Common Issues and Solutions

k8s_challenges = {
    'StatefulSet Scaling': {
        'issue': 'Kafka requires ordered, stable network IDs',
        'solution': 'Use StatefulSet with headless service',
        'implementation': 'Strimzi handles this automatically'
    },
    'Persistent Volume Management': {
        'issue': 'PVs must survive Pod restarts',
        'solution': 'Use Retain reclaim policy',
        'implementation': 'StorageClass with reclaimPolicy: Retain'
    },
    'Pod Disruptions': {
        'issue': 'Node drains can kill brokers',
        'solution': 'Pod Disruption Budgets + node affinity',
        'implementation': 'PDB with minAvailable=N-1'
    },
    'Resource Contention': {
        'issue': 'Noisy neighbor problems',
        'solution': 'Resource requests/limits + node affinity',
        'implementation': 'Dedicated node pools for Kafka'
    },
    'Network Partitions': {
        'issue': 'K8s network can partition',
        'solution': 'Anti-affinity rules + multiple AZs',
        'implementation': 'podAntiAffinity with topologySpreadConstraints'
    }
}

Pod Anti-Affinity

# Ensure Kafka brokers spread across nodes
apiVersion: apps/v1
kind: StatefulSet
metadata:
  name: kafka
spec:
  template:
    spec:
      affinity:
        podAntiAffinity:
          requiredDuringSchedulingIgnoredDuringExecution:
            - labelSelector:
                matchExpressions:
                  - key: app
                    operator: In
                    values:
                      - kafka
              topologyKey: kubernetes.io/hostname
      
      topologySpreadConstraints:
        - maxSkew: 1
          topologyKey: topology.kubernetes.io/zone
          whenUnsatisfiable: DoNotSchedule
          labelSelector:
            matchLabels:
              app: kafka
      
      tolerations:
        - key: "dedicated"
          operator: "Equal"
          value: "kafka"
          effect: "NoSchedule"

ℹ️Anti-Affinity

Use requiredDuringSchedulingIgnoredDuringExecution for production.
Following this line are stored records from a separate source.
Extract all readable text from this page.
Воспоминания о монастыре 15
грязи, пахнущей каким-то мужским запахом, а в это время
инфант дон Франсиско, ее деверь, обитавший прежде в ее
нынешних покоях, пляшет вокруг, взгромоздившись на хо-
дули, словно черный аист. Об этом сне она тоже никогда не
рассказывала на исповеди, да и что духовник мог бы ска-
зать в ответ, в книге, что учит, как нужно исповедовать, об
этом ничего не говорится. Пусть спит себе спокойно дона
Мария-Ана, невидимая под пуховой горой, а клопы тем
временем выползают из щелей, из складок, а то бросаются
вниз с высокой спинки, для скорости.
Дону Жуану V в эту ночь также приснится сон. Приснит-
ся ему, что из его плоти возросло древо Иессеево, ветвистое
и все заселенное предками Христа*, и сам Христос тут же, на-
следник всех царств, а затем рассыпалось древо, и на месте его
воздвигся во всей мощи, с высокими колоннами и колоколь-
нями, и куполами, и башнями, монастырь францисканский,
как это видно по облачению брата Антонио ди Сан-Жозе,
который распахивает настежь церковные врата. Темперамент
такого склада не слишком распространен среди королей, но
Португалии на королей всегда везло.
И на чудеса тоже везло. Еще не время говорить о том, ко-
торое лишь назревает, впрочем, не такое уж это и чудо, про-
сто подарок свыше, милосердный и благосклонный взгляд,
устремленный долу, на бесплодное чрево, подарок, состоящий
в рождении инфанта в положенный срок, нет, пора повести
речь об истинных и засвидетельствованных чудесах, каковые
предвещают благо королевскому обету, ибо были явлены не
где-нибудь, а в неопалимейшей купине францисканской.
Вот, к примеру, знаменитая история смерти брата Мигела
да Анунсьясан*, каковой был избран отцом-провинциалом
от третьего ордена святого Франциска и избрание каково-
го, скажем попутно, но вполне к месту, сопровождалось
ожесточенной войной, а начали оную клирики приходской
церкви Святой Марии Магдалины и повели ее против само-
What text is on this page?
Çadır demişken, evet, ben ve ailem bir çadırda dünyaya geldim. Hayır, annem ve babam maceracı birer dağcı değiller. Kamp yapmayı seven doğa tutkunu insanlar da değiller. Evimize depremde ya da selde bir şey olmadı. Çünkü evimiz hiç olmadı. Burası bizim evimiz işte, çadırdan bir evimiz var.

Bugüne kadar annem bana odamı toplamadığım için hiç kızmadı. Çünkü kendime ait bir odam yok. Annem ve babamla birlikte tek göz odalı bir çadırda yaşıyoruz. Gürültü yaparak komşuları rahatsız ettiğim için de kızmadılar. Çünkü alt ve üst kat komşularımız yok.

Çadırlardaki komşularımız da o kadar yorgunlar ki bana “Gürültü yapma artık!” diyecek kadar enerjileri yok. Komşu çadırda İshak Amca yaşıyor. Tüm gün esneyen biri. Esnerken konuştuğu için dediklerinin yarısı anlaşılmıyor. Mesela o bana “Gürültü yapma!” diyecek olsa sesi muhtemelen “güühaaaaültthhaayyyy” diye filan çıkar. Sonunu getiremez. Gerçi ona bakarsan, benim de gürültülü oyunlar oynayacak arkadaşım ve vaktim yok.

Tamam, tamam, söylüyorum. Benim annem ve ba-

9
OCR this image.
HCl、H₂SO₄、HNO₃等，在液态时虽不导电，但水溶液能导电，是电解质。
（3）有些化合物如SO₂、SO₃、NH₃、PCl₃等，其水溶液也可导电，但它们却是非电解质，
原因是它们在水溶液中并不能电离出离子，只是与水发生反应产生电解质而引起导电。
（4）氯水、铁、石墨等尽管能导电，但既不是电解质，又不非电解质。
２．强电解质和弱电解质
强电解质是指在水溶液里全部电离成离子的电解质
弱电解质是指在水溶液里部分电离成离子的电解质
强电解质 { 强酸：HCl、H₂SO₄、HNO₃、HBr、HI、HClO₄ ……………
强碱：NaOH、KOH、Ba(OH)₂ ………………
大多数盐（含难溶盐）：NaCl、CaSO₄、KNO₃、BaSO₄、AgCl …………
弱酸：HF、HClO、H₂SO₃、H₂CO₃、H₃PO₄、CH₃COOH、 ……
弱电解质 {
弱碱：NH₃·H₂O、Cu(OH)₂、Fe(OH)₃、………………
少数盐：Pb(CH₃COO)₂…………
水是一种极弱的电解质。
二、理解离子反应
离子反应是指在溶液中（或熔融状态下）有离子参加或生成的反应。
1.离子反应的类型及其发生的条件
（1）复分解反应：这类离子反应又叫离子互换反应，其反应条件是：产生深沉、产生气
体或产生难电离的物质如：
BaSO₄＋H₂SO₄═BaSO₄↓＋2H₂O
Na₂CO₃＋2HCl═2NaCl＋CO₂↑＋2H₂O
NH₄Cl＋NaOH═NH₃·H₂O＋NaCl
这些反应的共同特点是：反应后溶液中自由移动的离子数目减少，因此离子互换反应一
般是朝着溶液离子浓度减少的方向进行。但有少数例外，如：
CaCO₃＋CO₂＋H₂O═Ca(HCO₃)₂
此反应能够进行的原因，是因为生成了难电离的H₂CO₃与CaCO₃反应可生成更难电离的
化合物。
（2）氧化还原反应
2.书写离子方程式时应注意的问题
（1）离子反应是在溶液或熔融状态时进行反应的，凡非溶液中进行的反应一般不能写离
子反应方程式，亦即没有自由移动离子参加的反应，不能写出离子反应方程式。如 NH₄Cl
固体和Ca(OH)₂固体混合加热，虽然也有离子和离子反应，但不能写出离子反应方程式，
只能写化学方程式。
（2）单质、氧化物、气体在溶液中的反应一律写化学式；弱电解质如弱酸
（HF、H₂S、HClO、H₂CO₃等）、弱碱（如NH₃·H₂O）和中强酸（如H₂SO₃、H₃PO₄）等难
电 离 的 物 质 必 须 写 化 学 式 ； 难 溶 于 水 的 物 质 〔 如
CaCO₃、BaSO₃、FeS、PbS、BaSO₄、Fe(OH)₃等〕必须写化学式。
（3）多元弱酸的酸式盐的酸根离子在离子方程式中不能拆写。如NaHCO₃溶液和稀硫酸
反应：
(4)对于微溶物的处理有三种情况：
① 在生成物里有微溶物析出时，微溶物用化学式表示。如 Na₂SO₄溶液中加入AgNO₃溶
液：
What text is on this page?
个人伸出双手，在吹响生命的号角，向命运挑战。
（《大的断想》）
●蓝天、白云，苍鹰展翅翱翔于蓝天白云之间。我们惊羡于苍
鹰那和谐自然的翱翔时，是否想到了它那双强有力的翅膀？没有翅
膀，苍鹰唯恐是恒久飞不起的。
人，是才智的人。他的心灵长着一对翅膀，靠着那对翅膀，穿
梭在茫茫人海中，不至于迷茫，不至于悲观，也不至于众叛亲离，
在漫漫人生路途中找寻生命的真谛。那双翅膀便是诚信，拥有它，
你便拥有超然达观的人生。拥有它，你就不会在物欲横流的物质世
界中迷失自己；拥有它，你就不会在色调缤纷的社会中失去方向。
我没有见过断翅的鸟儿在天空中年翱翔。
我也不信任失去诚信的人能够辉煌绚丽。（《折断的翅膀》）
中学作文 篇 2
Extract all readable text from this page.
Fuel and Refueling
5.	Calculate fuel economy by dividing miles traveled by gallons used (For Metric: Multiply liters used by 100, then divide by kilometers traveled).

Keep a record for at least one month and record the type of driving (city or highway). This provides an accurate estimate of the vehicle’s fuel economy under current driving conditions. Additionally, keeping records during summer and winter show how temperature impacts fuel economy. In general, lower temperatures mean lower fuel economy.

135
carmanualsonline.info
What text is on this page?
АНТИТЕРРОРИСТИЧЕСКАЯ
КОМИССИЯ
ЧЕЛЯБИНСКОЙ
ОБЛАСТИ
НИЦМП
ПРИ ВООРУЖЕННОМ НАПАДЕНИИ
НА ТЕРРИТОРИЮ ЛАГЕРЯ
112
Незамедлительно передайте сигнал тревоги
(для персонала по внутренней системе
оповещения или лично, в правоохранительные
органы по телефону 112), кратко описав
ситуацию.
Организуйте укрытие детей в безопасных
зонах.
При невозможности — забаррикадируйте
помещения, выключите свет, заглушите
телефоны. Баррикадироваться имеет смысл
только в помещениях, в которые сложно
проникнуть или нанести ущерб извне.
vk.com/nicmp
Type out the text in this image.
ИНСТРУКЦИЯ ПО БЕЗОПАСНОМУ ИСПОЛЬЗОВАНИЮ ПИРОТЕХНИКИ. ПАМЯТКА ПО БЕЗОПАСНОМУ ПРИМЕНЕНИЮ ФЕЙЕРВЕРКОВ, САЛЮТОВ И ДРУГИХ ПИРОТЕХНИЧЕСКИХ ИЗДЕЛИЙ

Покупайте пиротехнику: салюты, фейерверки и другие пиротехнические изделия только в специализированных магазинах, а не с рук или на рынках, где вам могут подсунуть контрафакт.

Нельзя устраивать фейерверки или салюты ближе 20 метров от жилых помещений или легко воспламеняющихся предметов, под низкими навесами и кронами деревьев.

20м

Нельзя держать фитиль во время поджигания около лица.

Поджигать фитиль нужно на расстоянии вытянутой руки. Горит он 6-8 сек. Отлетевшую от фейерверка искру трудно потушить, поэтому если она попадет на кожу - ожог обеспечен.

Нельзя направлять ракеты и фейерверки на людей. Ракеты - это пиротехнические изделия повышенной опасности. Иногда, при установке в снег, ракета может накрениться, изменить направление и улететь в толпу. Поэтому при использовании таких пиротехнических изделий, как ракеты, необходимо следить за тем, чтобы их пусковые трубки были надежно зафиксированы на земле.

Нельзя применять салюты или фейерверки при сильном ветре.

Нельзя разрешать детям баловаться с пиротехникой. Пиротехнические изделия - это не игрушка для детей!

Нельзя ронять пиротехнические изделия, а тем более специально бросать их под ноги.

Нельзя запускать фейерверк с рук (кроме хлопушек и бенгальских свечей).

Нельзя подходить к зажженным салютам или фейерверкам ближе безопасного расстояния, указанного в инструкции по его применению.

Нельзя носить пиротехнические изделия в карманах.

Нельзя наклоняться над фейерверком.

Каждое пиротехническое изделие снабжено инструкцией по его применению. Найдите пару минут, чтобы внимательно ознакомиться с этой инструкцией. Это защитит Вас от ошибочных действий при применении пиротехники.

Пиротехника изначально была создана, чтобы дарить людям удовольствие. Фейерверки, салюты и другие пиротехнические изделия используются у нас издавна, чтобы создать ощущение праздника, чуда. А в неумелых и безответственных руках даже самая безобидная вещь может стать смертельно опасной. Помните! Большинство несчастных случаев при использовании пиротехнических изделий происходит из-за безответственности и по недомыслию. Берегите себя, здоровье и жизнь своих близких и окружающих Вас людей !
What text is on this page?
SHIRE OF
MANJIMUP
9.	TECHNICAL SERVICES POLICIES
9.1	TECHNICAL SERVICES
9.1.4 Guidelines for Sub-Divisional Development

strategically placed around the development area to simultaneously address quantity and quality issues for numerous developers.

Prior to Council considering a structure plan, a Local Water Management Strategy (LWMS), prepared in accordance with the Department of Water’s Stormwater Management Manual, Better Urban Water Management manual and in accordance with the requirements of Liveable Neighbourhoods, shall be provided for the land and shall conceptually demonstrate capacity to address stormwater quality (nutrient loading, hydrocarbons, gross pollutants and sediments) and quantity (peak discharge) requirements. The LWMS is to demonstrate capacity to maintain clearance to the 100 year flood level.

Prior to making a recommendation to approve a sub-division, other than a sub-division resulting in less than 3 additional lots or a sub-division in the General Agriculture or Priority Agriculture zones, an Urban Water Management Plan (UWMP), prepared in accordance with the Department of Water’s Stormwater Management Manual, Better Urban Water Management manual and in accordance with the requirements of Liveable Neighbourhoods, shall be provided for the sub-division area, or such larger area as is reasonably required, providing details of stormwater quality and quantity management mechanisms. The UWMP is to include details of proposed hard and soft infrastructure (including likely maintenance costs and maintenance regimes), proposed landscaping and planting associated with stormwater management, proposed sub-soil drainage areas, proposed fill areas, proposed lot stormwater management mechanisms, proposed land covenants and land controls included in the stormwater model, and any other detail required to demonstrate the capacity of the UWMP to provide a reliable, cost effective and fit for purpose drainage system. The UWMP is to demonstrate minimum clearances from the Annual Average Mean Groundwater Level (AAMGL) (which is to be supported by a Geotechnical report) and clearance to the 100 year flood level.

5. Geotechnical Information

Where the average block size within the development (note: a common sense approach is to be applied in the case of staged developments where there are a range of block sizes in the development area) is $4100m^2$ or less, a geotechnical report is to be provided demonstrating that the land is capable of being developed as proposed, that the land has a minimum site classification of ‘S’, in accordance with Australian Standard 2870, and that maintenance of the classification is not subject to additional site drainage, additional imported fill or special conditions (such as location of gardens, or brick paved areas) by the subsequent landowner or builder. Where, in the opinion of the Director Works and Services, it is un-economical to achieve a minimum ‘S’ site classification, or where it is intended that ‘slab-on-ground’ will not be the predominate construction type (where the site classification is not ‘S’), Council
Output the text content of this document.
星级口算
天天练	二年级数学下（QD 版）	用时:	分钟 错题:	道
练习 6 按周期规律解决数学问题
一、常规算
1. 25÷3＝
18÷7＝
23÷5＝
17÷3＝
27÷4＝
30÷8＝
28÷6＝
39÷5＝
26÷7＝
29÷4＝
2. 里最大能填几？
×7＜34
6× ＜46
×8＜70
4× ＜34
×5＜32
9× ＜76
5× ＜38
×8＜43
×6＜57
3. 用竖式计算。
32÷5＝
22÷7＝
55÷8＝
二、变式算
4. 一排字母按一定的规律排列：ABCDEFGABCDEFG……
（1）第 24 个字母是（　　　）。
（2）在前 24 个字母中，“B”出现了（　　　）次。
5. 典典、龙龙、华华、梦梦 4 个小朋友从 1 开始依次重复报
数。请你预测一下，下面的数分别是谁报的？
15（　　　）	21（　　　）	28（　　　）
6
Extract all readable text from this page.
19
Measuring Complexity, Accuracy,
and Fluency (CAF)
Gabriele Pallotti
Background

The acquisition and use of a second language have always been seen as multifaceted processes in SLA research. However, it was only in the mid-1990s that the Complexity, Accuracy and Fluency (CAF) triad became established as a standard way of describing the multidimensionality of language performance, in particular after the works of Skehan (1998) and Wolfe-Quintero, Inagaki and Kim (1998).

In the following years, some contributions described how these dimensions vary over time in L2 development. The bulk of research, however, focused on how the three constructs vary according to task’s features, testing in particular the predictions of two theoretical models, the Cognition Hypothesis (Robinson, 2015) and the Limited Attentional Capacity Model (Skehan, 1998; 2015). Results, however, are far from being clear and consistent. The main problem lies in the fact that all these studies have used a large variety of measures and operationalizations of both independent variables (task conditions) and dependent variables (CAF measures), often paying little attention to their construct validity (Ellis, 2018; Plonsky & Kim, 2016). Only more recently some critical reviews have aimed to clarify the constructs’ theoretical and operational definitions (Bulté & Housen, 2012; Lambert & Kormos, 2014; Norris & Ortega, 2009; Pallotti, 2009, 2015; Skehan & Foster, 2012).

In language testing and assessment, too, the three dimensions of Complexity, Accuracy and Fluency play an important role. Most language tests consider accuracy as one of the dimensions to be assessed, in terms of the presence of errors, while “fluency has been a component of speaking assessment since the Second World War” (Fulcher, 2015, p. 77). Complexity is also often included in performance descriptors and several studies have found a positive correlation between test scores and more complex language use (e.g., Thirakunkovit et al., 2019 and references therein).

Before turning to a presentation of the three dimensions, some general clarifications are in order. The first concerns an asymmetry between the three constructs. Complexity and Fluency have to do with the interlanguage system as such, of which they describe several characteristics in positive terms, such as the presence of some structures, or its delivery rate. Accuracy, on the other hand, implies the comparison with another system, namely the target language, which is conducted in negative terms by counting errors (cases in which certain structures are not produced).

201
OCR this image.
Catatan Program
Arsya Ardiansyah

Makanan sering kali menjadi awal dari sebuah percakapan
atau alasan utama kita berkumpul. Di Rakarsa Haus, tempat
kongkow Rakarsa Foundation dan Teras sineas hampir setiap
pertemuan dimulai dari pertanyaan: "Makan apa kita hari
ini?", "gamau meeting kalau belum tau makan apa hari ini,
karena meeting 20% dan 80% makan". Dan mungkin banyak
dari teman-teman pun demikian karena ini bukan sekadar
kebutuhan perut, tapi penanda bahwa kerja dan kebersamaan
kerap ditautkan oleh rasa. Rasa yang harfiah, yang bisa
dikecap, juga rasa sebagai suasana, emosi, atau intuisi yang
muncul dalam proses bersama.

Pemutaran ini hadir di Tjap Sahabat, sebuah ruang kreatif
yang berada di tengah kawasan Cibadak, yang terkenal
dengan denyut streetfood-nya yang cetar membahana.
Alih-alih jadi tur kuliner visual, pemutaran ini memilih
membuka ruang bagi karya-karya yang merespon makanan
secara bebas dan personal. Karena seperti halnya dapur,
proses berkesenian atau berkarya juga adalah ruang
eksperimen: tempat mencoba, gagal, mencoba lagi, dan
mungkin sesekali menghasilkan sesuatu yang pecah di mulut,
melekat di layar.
It ensures brokers are on different nodes but allows scheduling to continue if nodes fail. Use topologySpreadConstraints for zone-aware distribution.

Monitoring on K8s

# Prometheus ServiceMonitor for Kafka
apiVersion: monitoring.coreos.com/v1
kind: ServiceMonitor
metadata:
  name: kafka-metrics
  namespace: kafka
spec:
  selector:
    matchLabels:
      app: kafka
  endpoints:
    - port: metrics
      interval: 30s
      path: /metrics

---
# Grafana dashboard ConfigMap
apiVersion: v1
kind: ConfigMap
metadata:
  name: kafka-grafana-dashboard
  namespace: monitoring
data:
  kafka-dashboard.json: |
    {
      "dashboard": {
        "title": "Kafka on Kubernetes",
        "panels": [...]
      }
    }

⚠️Key Insight

Kafka on Kubernetes requires careful planning. The Strimzi operator significantly simplifies operations, but you still need to understand the underlying challenges. Always test in staging before production.